Both investors said they do this analysis on a company before looking at dividend ratios.
Osada and Offenberger said they pay attention to the average historical
and whether the dividends are paid through earnings or through cash flow.
“I make sure that the ratio is not above 75% on average, but also not below 25%,” Osada said, adding that if all of the company’s profits are paid out as dividends and nothing can be reinvested, then no is a good sign.
She also mentioned dividend continuity, or how many years in a row the dividend has been reliably paid and not reduced.
They both said they also look at the average dividend growth rate, which is the rate by which a dividend increases each year.
Offenberger received dividends from nearly 20 companies in May. He mainly focuses on US equities; AT&T, Mastercard, British American Tobacco, Hercules Capital and Omega Healthcare Investors are all in his portfolio.
In May, Osada received dividends from, among others, the German chemical companies BASF and Symrise, the energy company RWE, the insurance company Munich Re, Apple, The Cheesecake Factory, BMW and Mercedes-Benz.
Mercedes-Benz paid her the most dividend, just over 1,777 euros, while BMW paid her 348 euros.
“It is important to mention that I have built Mercedes’ position over many years,” Osada said. She first bought shares in the company in April 2013 and invested about 800 euros, continuing to expand her position.
“Recently, during the COVID-19 crash, I bought a large amount when the price was around 25 euros,” she said.
Offenberger said it’s critical to diversify your portfolio, adding that “this involves covering different sectors as well as mixing stocks with dividend growth and companies with higher dividend yields.”
Osada agreed, saying you should avoid investing all your capital in just a few stocks or one sector or focus on just one dividend metric in a stock.
“The classic is to buy a stock just because it has a high dividend yield,” Offenberger said. But often it has a high dividend yield because its share price has just fallen sharply, he added. “Here you can wake up brutally if the dividend payment has to be reduced or stopped altogether.”
Osada added that “there are no guarantees with dividends.”
But Offenberger acknowledged that some high-dividend-yielding companies can be worthwhile, citing real estate investment trusts, or REITs, as an example. REITs own and manage real estate, collect rent and then pay out the income as a dividend; they are required by law to pay out at least 90% of their annual taxable income as dividends.

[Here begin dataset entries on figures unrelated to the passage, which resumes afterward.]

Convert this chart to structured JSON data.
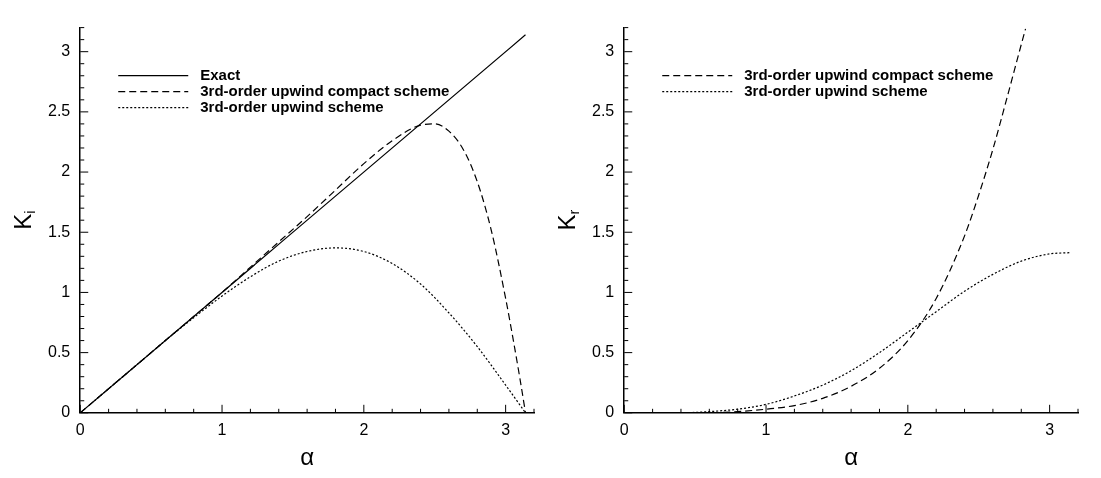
{
  "chart_data": [
    {
      "type": "line",
      "xlabel": "α",
      "ylabel": "K$_{i}$",
      "xlim": [
        0,
        3.2
      ],
      "ylim": [
        0,
        3.2
      ],
      "xticks": [
        0,
        {
          "value": 0.2,
          "label": null
        },
        {
          "value": 0.4,
          "label": null
        },
        {
          "value": 0.6,
          "label": null
        },
        {
          "value": 0.8,
          "label": null
        },
        1,
        {
          "value": 1.2,
          "label": null
        },
        {
          "value": 1.4,
          "label": null
        },
        {
          "value": 1.6,
          "label": null
        },
        {
          "value": 1.8,
          "label": null
        },
        2,
        {
          "value": 2.2,
          "label": null
        },
        {
          "value": 2.4,
          "label": null
        },
        {
          "value": 2.6,
          "label": null
        },
        {
          "value": 2.8,
          "label": null
        },
        3,
        {
          "value": 3.2,
          "label": null
        }
      ],
      "yticks": [
        0,
        {
          "value": 0.1,
          "label": null
        },
        {
          "value": 0.2,
          "label": null
        },
        {
          "value": 0.3,
          "label": null
        },
        {
          "value": 0.4,
          "label": null
        },
        0.5,
        {
          "value": 0.6,
          "label": null
        },
        {
          "value": 0.7,
          "label": null
        },
        {
          "value": 0.8,
          "label": null
        },
        {
          "value": 0.9,
          "label": null
        },
        1,
        {
          "value": 1.1,
          "label": null
        },
        {
          "value": 1.2,
          "label": null
        },
        {
          "value": 1.3,
          "label": null
        },
        {
          "value": 1.4,
          "label": null
        },
        1.5,
        {
          "value": 1.6,
          "label": null
        },
        {
          "value": 1.7,
          "label": null
        },
        {
          "value": 1.8,
          "label": null
        },
        {
          "value": 1.9,
          "label": null
        },
        2,
        {
          "value": 2.1,
          "label": null
        },
        {
          "value": 2.2,
          "label": null
        },
        {
          "value": 2.3,
          "label": null
        },
        {
          "value": 2.4,
          "label": null
        },
        2.5,
        {
          "value": 2.6,
          "label": null
        },
        {
          "value": 2.7,
          "label": null
        },
        {
          "value": 2.8,
          "label": null
        },
        {
          "value": 2.9,
          "label": null
        },
        3,
        {
          "value": 3.1,
          "label": null
        },
        {
          "value": 3.2,
          "label": null
        }
      ],
      "legend": "top left",
      "series": [
        {
          "name": "Exact",
          "color": "#000000",
          "line_style": "solid",
          "x": [
            0,
            3.14
          ],
          "values": [
            0,
            3.14
          ]
        },
        {
          "name": "3rd-order upwind compact scheme",
          "color": "#000000",
          "line_style": "dashed",
          "x": [
            0,
            0.2,
            0.4,
            0.6,
            0.8,
            1.0,
            1.2,
            1.4,
            1.6,
            1.8,
            2.0,
            2.2,
            2.4,
            2.5,
            2.6,
            2.7,
            2.8,
            2.9,
            3.0,
            3.05,
            3.1,
            3.14
          ],
          "values": [
            0,
            0.2,
            0.4,
            0.6,
            0.8,
            1.0,
            1.21,
            1.42,
            1.63,
            1.85,
            2.07,
            2.26,
            2.39,
            2.4,
            2.34,
            2.19,
            1.92,
            1.51,
            0.95,
            0.63,
            0.29,
            0
          ]
        },
        {
          "name": "3rd-order upwind scheme",
          "color": "#000000",
          "line_style": "dotted",
          "x": [
            0.1,
            0.2,
            0.4,
            0.6,
            0.8,
            1.0,
            1.2,
            1.4,
            1.6,
            1.8,
            2.0,
            2.2,
            2.4,
            2.6,
            2.8,
            3.0,
            3.14
          ],
          "values": [
            0.1,
            0.2,
            0.4,
            0.6,
            0.79,
            0.97,
            1.13,
            1.26,
            1.34,
            1.37,
            1.34,
            1.24,
            1.07,
            0.83,
            0.55,
            0.23,
            0
          ]
        }
      ]
    },
    {
      "type": "line",
      "xlabel": "α",
      "ylabel": "K$_{r}$",
      "xlim": [
        0,
        3.2
      ],
      "ylim": [
        0,
        3.2
      ],
      "xticks": [
        0,
        {
          "value": 0.2,
          "label": null
        },
        {
          "value": 0.4,
          "label": null
        },
        {
          "value": 0.6,
          "label": null
        },
        {
          "value": 0.8,
          "label": null
        },
        1,
        {
          "value": 1.2,
          "label": null
        },
        {
          "value": 1.4,
          "label": null
        },
        {
          "value": 1.6,
          "label": null
        },
        {
          "value": 1.8,
          "label": null
        },
        2,
        {
          "value": 2.2,
          "label": null
        },
        {
          "value": 2.4,
          "label": null
        },
        {
          "value": 2.6,
          "label": null
        },
        {
          "value": 2.8,
          "label": null
        },
        3,
        {
          "value": 3.2,
          "label": null
        }
      ],
      "yticks": [
        0,
        {
          "value": 0.1,
          "label": null
        },
        {
          "value": 0.2,
          "label": null
        },
        {
          "value": 0.3,
          "label": null
        },
        {
          "value": 0.4,
          "label": null
        },
        0.5,
        {
          "value": 0.6,
          "label": null
        },
        {
          "value": 0.7,
          "label": null
        },
        {
          "value": 0.8,
          "label": null
        },
        {
          "value": 0.9,
          "label": null
        },
        1,
        {
          "value": 1.1,
          "label": null
        },
        {
          "value": 1.2,
          "label": null
        },
        {
          "value": 1.3,
          "label": null
        },
        {
          "value": 1.4,
          "label": null
        },
        1.5,
        {
          "value": 1.6,
          "label": null
        },
        {
          "value": 1.7,
          "label": null
        },
        {
          "value": 1.8,
          "label": null
        },
        {
          "value": 1.9,
          "label": null
        },
        2,
        {
          "value": 2.1,
          "label": null
        },
        {
          "value": 2.2,
          "label": null
        },
        {
          "value": 2.3,
          "label": null
        },
        {
          "value": 2.4,
          "label": null
        },
        2.5,
        {
          "value": 2.6,
          "label": null
        },
        {
          "value": 2.7,
          "label": null
        },
        {
          "value": 2.8,
          "label": null
        },
        {
          "value": 2.9,
          "label": null
        },
        3,
        {
          "value": 3.1,
          "label": null
        },
        {
          "value": 3.2,
          "label": null
        }
      ],
      "legend": "top left",
      "series": [
        {
          "name": "3rd-order upwind compact scheme",
          "color": "#000000",
          "line_style": "dashed",
          "x": [
            0,
            0.2,
            0.4,
            0.6,
            0.8,
            1.0,
            1.2,
            1.4,
            1.6,
            1.8,
            2.0,
            2.2,
            2.4,
            2.5,
            2.6,
            2.7,
            2.8,
            2.83
          ],
          "values": [
            0,
            0,
            0,
            0,
            0.01,
            0.03,
            0.06,
            0.12,
            0.22,
            0.37,
            0.6,
            0.95,
            1.47,
            1.81,
            2.19,
            2.62,
            3.06,
            3.19
          ]
        },
        {
          "name": "3rd-order upwind scheme",
          "color": "#000000",
          "line_style": "dotted",
          "x": [
            0,
            0.2,
            0.4,
            0.6,
            0.8,
            1.0,
            1.2,
            1.4,
            1.6,
            1.8,
            2.0,
            2.2,
            2.4,
            2.6,
            2.8,
            3.0,
            3.14
          ],
          "values": [
            0,
            0,
            0,
            0.01,
            0.03,
            0.07,
            0.14,
            0.23,
            0.35,
            0.5,
            0.67,
            0.84,
            1.01,
            1.15,
            1.26,
            1.32,
            1.33
          ]
        }
      ]
    }
  ]
}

“Looking at profits is also the wrong measure here,” Offenberger said, adding that real estate companies have high depreciation, so profits “don’t make much sense.”
He said you need to look at other numbers, such as funds from operations, that real estate analysts use to determine a company’s profitability.
As an alternative to stocks, Osada recommended ETFs. She said there are broad-based ETFs that cover companies around the world and target quality dividend stocks.
She added that while ETFs mean less effort for you as an investor, because they are passively managed, you can still profit from the profit shares.